Oh, to be as precise as Don Fagen and Walter Becker, the masterminds behind Steely Dan. It’s amazing these gentlemen share space with such high-volume, freewheeling acts as The Rolling Stones and Ramones in the Rock and Roll Hall of Fame. They’re rockers only to fill a category, their swirling jazz melodies fairly hypnotizing their audience (and even themselves, it seems). They’re scholarly, professorial, looking more like Dad’s golfing buddies than rock superstars.

It’s refreshing to catch Fagen and Becker’s clean and pristine performance at a venue like The Pearl Concert Theater in the Palms, equipped to meet their legendarily high audio standards. Even if you’re not a devout fan, you can’t help but be stuck by how intricately immersed they are in their execution of music, working together like a pair of scientists mixing chemicals in a lab.

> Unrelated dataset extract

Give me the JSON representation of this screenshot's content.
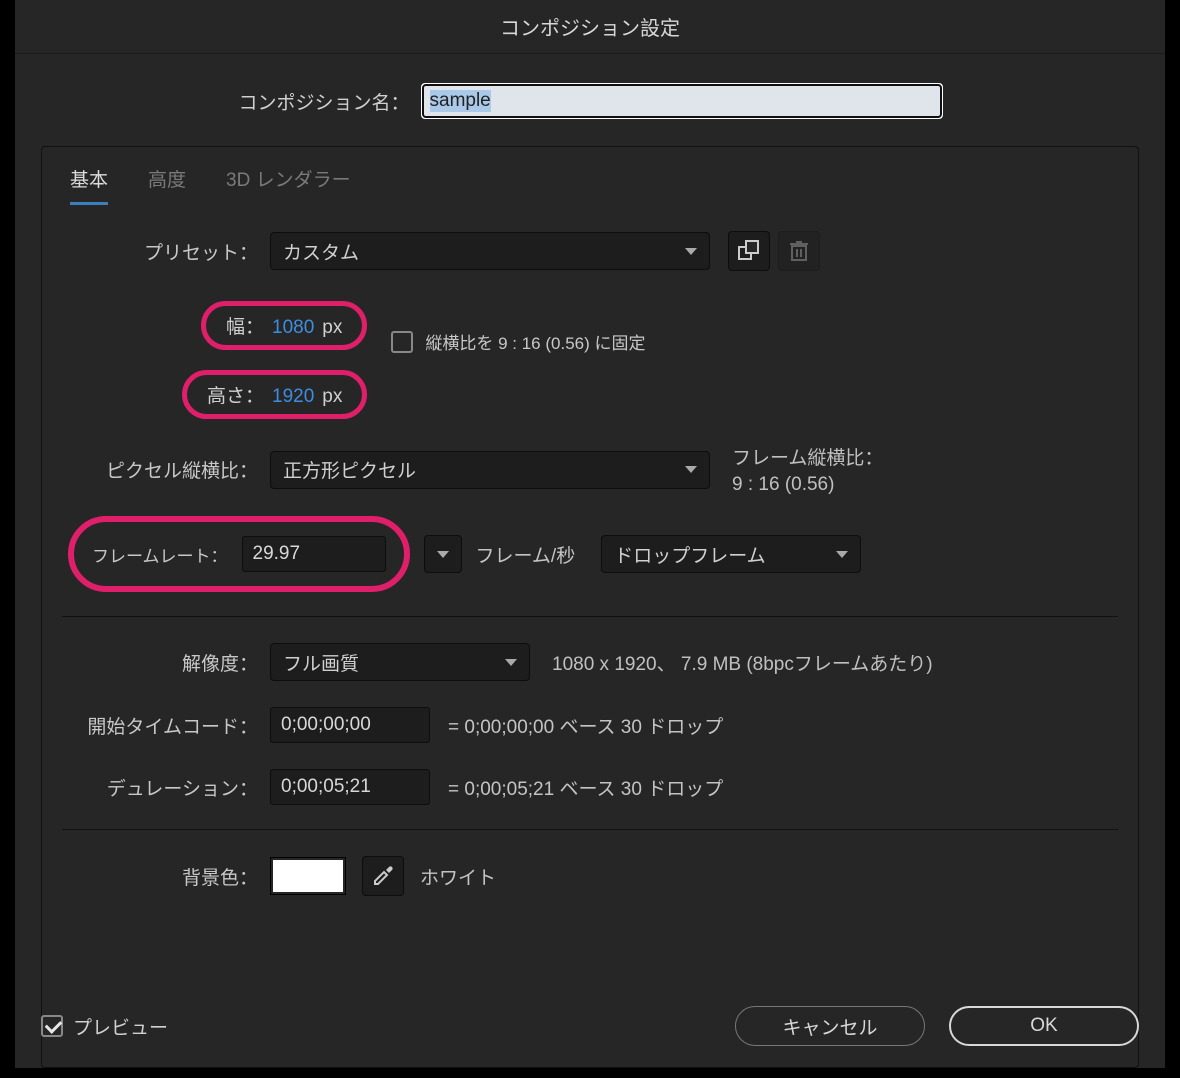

Last night’s show before what was essentially a full house at The Pearl was clean and captivating, the sound warm and full-bodied even as Fagen's voice was strained and cut out when he reached for the high notes (“strained” is a word to use when describing Fagen onstage, as he tilts his head and grimaces during each vocal foray, leaving the audience to wonder if the 61-year-old artist is somehow suffering or simply inspired). Steely Dan fans “get” the band with such devotion that when Fagen’s voice falters, to be boosted by a trio of female backing singers, it is not a problem. The musicianship, forged by an eight-piece band featuring two saxophones, a trumpet and trombone, is that strong. One of the more demanding jobs in entertainment would have to be working as a touring musician in Steely Dan, considering Fagen and Becker refused to tour for two decades, in part because their complexities could hardly be adequately reproduced live.

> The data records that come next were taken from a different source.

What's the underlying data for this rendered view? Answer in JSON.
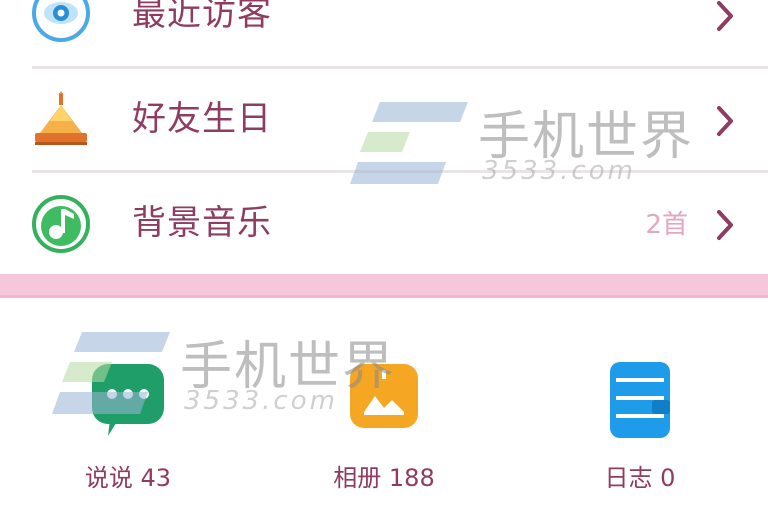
{
  "rows": [
    {
      "label": "最近访客",
      "count": "",
      "icon": "eye-icon"
    },
    {
      "label": "好友生日",
      "count": "",
      "icon": "birthday-cake-icon"
    },
    {
      "label": "背景音乐",
      "count": "2首",
      "icon": "music-note-icon"
    }
  ],
  "grid": [
    {
      "label": "说说 43",
      "icon": "chat-bubble-icon"
    },
    {
      "label": "相册 188",
      "icon": "photo-album-icon"
    },
    {
      "label": "日志 0",
      "icon": "diary-icon"
    }
  ],
  "watermark": {
    "title": "手机世界",
    "url": "3533.com"
  },
  "colors": {
    "label": "#8e3c61",
    "accent_pink": "#f6c7da",
    "count": "#e3a7c1",
    "chat_green": "#1f9e6a",
    "album_orange": "#f5a623",
    "diary_blue": "#1e9be9"
  }
}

The performance was a 90-minute delve into the band’s most familiar cuts over their 40-year career. As Fagen said midway through the show, leading into “Dirty Work,” “We’re gong to play an old one now,” at which a fan near the front of the stage shouted, “They’re all old!”

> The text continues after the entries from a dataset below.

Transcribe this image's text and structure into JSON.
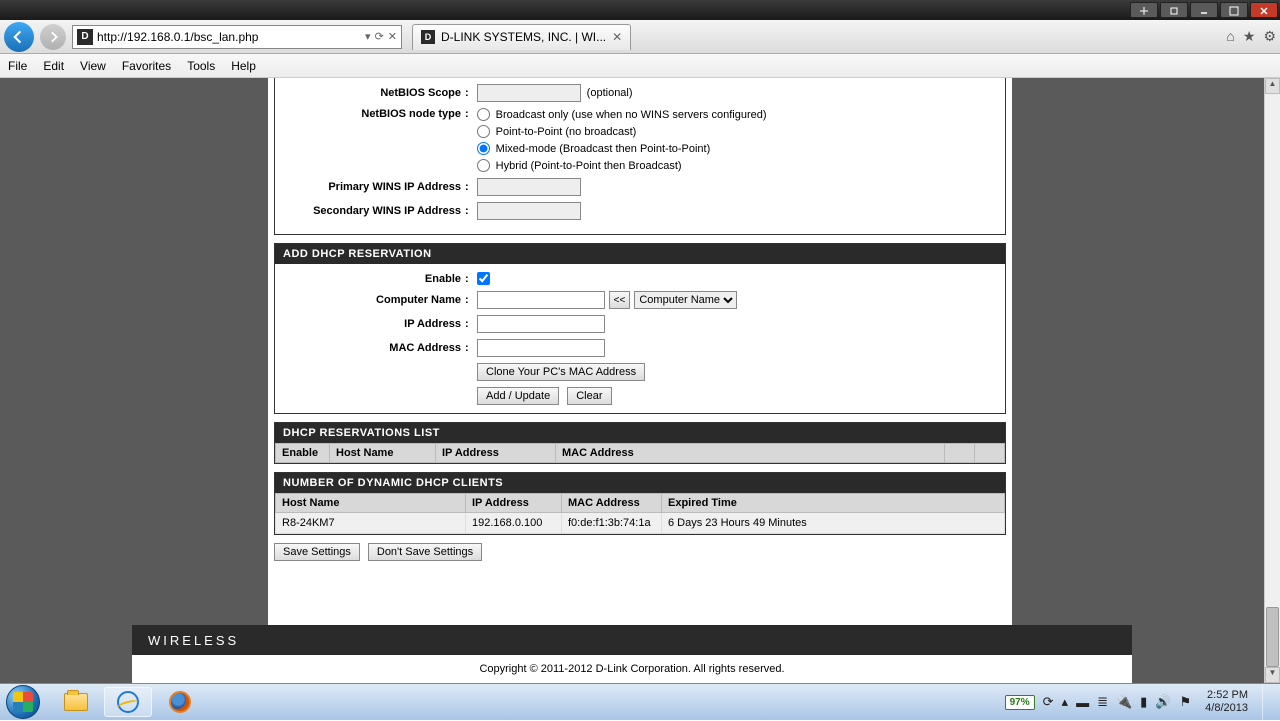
{
  "window": {
    "address_url": "http://192.168.0.1/bsc_lan.php",
    "tab_title": "D-LINK SYSTEMS, INC. | WI..."
  },
  "menubar": [
    "File",
    "Edit",
    "View",
    "Favorites",
    "Tools",
    "Help"
  ],
  "netbios": {
    "scope_label": "NetBIOS Scope",
    "scope_value": "",
    "scope_hint": "(optional)",
    "node_type_label": "NetBIOS node type",
    "node_types": [
      "Broadcast only (use when no WINS servers configured)",
      "Point-to-Point (no broadcast)",
      "Mixed-mode (Broadcast then Point-to-Point)",
      "Hybrid (Point-to-Point then Broadcast)"
    ],
    "node_selected": 2,
    "primary_wins_label": "Primary WINS IP Address",
    "primary_wins_value": "",
    "secondary_wins_label": "Secondary WINS IP Address",
    "secondary_wins_value": ""
  },
  "reservation": {
    "header": "ADD DHCP RESERVATION",
    "enable_label": "Enable",
    "enable_checked": true,
    "computer_name_label": "Computer Name",
    "computer_name_value": "",
    "computer_select_default": "Computer Name",
    "ip_label": "IP Address",
    "ip_value": "",
    "mac_label": "MAC Address",
    "mac_value": "",
    "clone_btn": "Clone Your PC's MAC Address",
    "add_btn": "Add / Update",
    "clear_btn": "Clear",
    "arrow_btn": "<<"
  },
  "reservations_list": {
    "header": "DHCP RESERVATIONS LIST",
    "cols": [
      "Enable",
      "Host Name",
      "IP Address",
      "MAC Address",
      "",
      ""
    ]
  },
  "clients": {
    "header": "NUMBER OF DYNAMIC DHCP CLIENTS",
    "cols": [
      "Host Name",
      "IP Address",
      "MAC Address",
      "Expired Time"
    ],
    "rows": [
      {
        "host": "R8-24KM7",
        "ip": "192.168.0.100",
        "mac": "f0:de:f1:3b:74:1a",
        "expired": "6 Days 23 Hours 49 Minutes"
      }
    ]
  },
  "save": {
    "save_btn": "Save Settings",
    "dont_save_btn": "Don't Save Settings"
  },
  "footer": {
    "brand": "WIRELESS",
    "copyright": "Copyright © 2011-2012 D-Link Corporation. All rights reserved."
  },
  "tray": {
    "battery": "97%",
    "time": "2:52 PM",
    "date": "4/8/2013"
  }
}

“That’s right,” Fagen said, leering through his ever-present shades. “They’re all old.”

Fagen could have said the same for most of the audience. Steely Dan has the elusive 40-to-70 demo covered, as its fan base moves from recreational to medical marijuana use.

Even for casual fans, the songs were familiar from frequent FM airplay over the past three decades. In a measured, none-too-hustled procession, the band knocked out “Black Friday,” “Hey 19,” “Black Cow,” “Dirty Work,” “Bodhisattva,” “Do It Again,” “Peg,” “Aja,” “Daddy Don’t Live in That New York City No More,” “Josie,” “Don’t Take Me Alive,” “Kid Charlamagne,” and, for the too-swift encore, “Reelin’ in the Years.”

At that, the audience, seeming in a state of denial, hung for several minutes until the road crew began disassembling the stage set. Bummer. The show could have gone on far longer. But the guys in black carrying away the equipment performed the task deliberately and with great care, in the true spirit of Steely Dan.